Each data centre is equivalent to thousands of homes being added to a water network, meaning the pipeline of new data centres is on par with a new small city being built.
Adding water supply is the only thing that never gets a mention. Because we all know you can’t build things in Britain.
But what if AI data centres begin to solve the problem too?
What do you want?
The British people now face a very direct choice. They can have AI by allowing large scale reforms to power and water infrastructure, or they can continue to live in a country where politicians complain “we can’t build anything anymore”.
AI may well be the thing that cracks the inertia of the great British state.
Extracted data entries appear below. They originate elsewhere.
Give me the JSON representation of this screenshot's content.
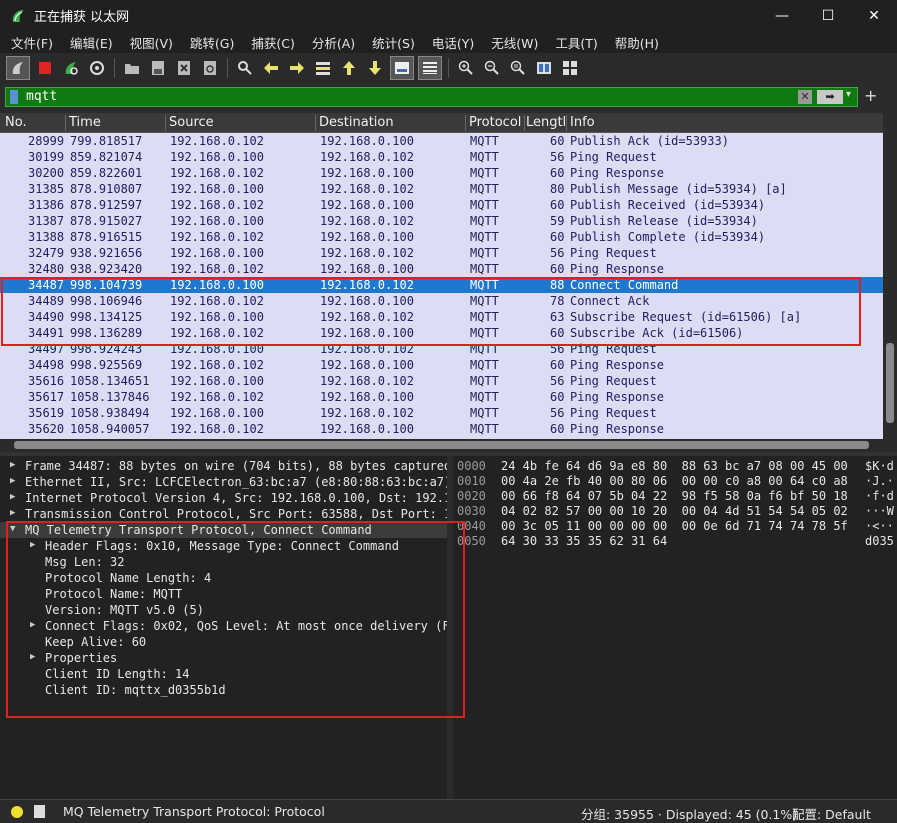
{
  "window": {
    "title": "正在捕获 以太网",
    "min_icon": "minimize-icon",
    "max_icon": "maximize-icon",
    "close_icon": "close-icon",
    "min_glyph": "—",
    "max_glyph": "☐",
    "close_glyph": "✕"
  },
  "menu": [
    "文件(F)",
    "编辑(E)",
    "视图(V)",
    "跳转(G)",
    "捕获(C)",
    "分析(A)",
    "统计(S)",
    "电话(Y)",
    "无线(W)",
    "工具(T)",
    "帮助(H)"
  ],
  "filter": {
    "value": "mqtt",
    "clear_glyph": "✕",
    "apply_glyph": "➡",
    "dropdown_glyph": "▾",
    "add_glyph": "+"
  },
  "packet_list": {
    "columns": [
      "No.",
      "Time",
      "Source",
      "Destination",
      "Protocol",
      "Length",
      "Info"
    ],
    "rows": [
      {
        "no": "28999",
        "time": "799.818517",
        "src": "192.168.0.102",
        "dst": "192.168.0.100",
        "proto": "MQTT",
        "len": "60",
        "info": "Publish Ack (id=53933)"
      },
      {
        "no": "30199",
        "time": "859.821074",
        "src": "192.168.0.100",
        "dst": "192.168.0.102",
        "proto": "MQTT",
        "len": "56",
        "info": "Ping Request"
      },
      {
        "no": "30200",
        "time": "859.822601",
        "src": "192.168.0.102",
        "dst": "192.168.0.100",
        "proto": "MQTT",
        "len": "60",
        "info": "Ping Response"
      },
      {
        "no": "31385",
        "time": "878.910807",
        "src": "192.168.0.100",
        "dst": "192.168.0.102",
        "proto": "MQTT",
        "len": "80",
        "info": "Publish Message (id=53934) [a]"
      },
      {
        "no": "31386",
        "time": "878.912597",
        "src": "192.168.0.102",
        "dst": "192.168.0.100",
        "proto": "MQTT",
        "len": "60",
        "info": "Publish Received (id=53934)"
      },
      {
        "no": "31387",
        "time": "878.915027",
        "src": "192.168.0.100",
        "dst": "192.168.0.102",
        "proto": "MQTT",
        "len": "59",
        "info": "Publish Release (id=53934)"
      },
      {
        "no": "31388",
        "time": "878.916515",
        "src": "192.168.0.102",
        "dst": "192.168.0.100",
        "proto": "MQTT",
        "len": "60",
        "info": "Publish Complete (id=53934)"
      },
      {
        "no": "32479",
        "time": "938.921656",
        "src": "192.168.0.100",
        "dst": "192.168.0.102",
        "proto": "MQTT",
        "len": "56",
        "info": "Ping Request"
      },
      {
        "no": "32480",
        "time": "938.923420",
        "src": "192.168.0.102",
        "dst": "192.168.0.100",
        "proto": "MQTT",
        "len": "60",
        "info": "Ping Response"
      },
      {
        "no": "34487",
        "time": "998.104739",
        "src": "192.168.0.100",
        "dst": "192.168.0.102",
        "proto": "MQTT",
        "len": "88",
        "info": "Connect Command",
        "selected": true
      },
      {
        "no": "34489",
        "time": "998.106946",
        "src": "192.168.0.102",
        "dst": "192.168.0.100",
        "proto": "MQTT",
        "len": "78",
        "info": "Connect Ack"
      },
      {
        "no": "34490",
        "time": "998.134125",
        "src": "192.168.0.100",
        "dst": "192.168.0.102",
        "proto": "MQTT",
        "len": "63",
        "info": "Subscribe Request (id=61506) [a]"
      },
      {
        "no": "34491",
        "time": "998.136289",
        "src": "192.168.0.102",
        "dst": "192.168.0.100",
        "proto": "MQTT",
        "len": "60",
        "info": "Subscribe Ack (id=61506)"
      },
      {
        "no": "34497",
        "time": "998.924243",
        "src": "192.168.0.100",
        "dst": "192.168.0.102",
        "proto": "MQTT",
        "len": "56",
        "info": "Ping Request"
      },
      {
        "no": "34498",
        "time": "998.925569",
        "src": "192.168.0.102",
        "dst": "192.168.0.100",
        "proto": "MQTT",
        "len": "60",
        "info": "Ping Response"
      },
      {
        "no": "35616",
        "time": "1058.134651",
        "src": "192.168.0.100",
        "dst": "192.168.0.102",
        "proto": "MQTT",
        "len": "56",
        "info": "Ping Request"
      },
      {
        "no": "35617",
        "time": "1058.137846",
        "src": "192.168.0.102",
        "dst": "192.168.0.100",
        "proto": "MQTT",
        "len": "60",
        "info": "Ping Response"
      },
      {
        "no": "35619",
        "time": "1058.938494",
        "src": "192.168.0.100",
        "dst": "192.168.0.102",
        "proto": "MQTT",
        "len": "56",
        "info": "Ping Request"
      },
      {
        "no": "35620",
        "time": "1058.940057",
        "src": "192.168.0.102",
        "dst": "192.168.0.100",
        "proto": "MQTT",
        "len": "60",
        "info": "Ping Response"
      }
    ]
  },
  "details": [
    {
      "arrow": "▶",
      "indent": 0,
      "text": "Frame 34487: 88 bytes on wire (704 bits), 88 bytes captured"
    },
    {
      "arrow": "▶",
      "indent": 0,
      "text": "Ethernet II, Src: LCFCElectron_63:bc:a7 (e8:80:88:63:bc:a7)"
    },
    {
      "arrow": "▶",
      "indent": 0,
      "text": "Internet Protocol Version 4, Src: 192.168.0.100, Dst: 192.1"
    },
    {
      "arrow": "▶",
      "indent": 0,
      "text": "Transmission Control Protocol, Src Port: 63588, Dst Port: 1"
    },
    {
      "arrow": "▼",
      "indent": 0,
      "text": "MQ Telemetry Transport Protocol, Connect Command"
    },
    {
      "arrow": "▶",
      "indent": 1,
      "text": "Header Flags: 0x10, Message Type: Connect Command"
    },
    {
      "arrow": "",
      "indent": 1,
      "text": "Msg Len: 32"
    },
    {
      "arrow": "",
      "indent": 1,
      "text": "Protocol Name Length: 4"
    },
    {
      "arrow": "",
      "indent": 1,
      "text": "Protocol Name: MQTT"
    },
    {
      "arrow": "",
      "indent": 1,
      "text": "Version: MQTT v5.0 (5)"
    },
    {
      "arrow": "▶",
      "indent": 1,
      "text": "Connect Flags: 0x02, QoS Level: At most once delivery (F"
    },
    {
      "arrow": "",
      "indent": 1,
      "text": "Keep Alive: 60"
    },
    {
      "arrow": "▶",
      "indent": 1,
      "text": "Properties"
    },
    {
      "arrow": "",
      "indent": 1,
      "text": "Client ID Length: 14"
    },
    {
      "arrow": "",
      "indent": 1,
      "text": "Client ID: mqttx_d0355b1d"
    }
  ],
  "bytes": [
    {
      "off": "0000",
      "hex": "24 4b fe 64 d6 9a e8 80  88 63 bc a7 08 00 45 00",
      "asc": "$K·d"
    },
    {
      "off": "0010",
      "hex": "00 4a 2e fb 40 00 80 06  00 00 c0 a8 00 64 c0 a8",
      "asc": "·J.·"
    },
    {
      "off": "0020",
      "hex": "00 66 f8 64 07 5b 04 22  98 f5 58 0a f6 bf 50 18",
      "asc": "·f·d"
    },
    {
      "off": "0030",
      "hex": "04 02 82 57 00 00 10 20  00 04 4d 51 54 54 05 02",
      "asc": "···W"
    },
    {
      "off": "0040",
      "hex": "00 3c 05 11 00 00 00 00  00 0e 6d 71 74 74 78 5f",
      "asc": "·<··"
    },
    {
      "off": "0050",
      "hex": "64 30 33 35 35 62 31 64",
      "asc": "d035"
    }
  ],
  "status": {
    "message": "MQ Telemetry Transport Protocol: Protocol",
    "stats": "分组: 35955 · Displayed: 45 (0.1%)",
    "profile": "配置: Default"
  }
}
It could unlock energy and water supplies by way of building more infrastructure and supply of both. But only if we let it.
The benefits of AI are substantial enough that it gives politicians the power to override constraints. The benefits outweigh the costs by enough of a margin to make a dominant case.
That’s why AI companies are now expanding into their peripheral industries. They’re buying up the companies that could push out AI into every other aspect of our lives. Not just water and power.
SMR companies were among the first target for AI’s earliest developers. SMR stocks are up hundreds of percent since AI investors began to make a move.
If you can figure out what their next target will be, you can profit as the bottomless wallet of AI companies bid up share prices.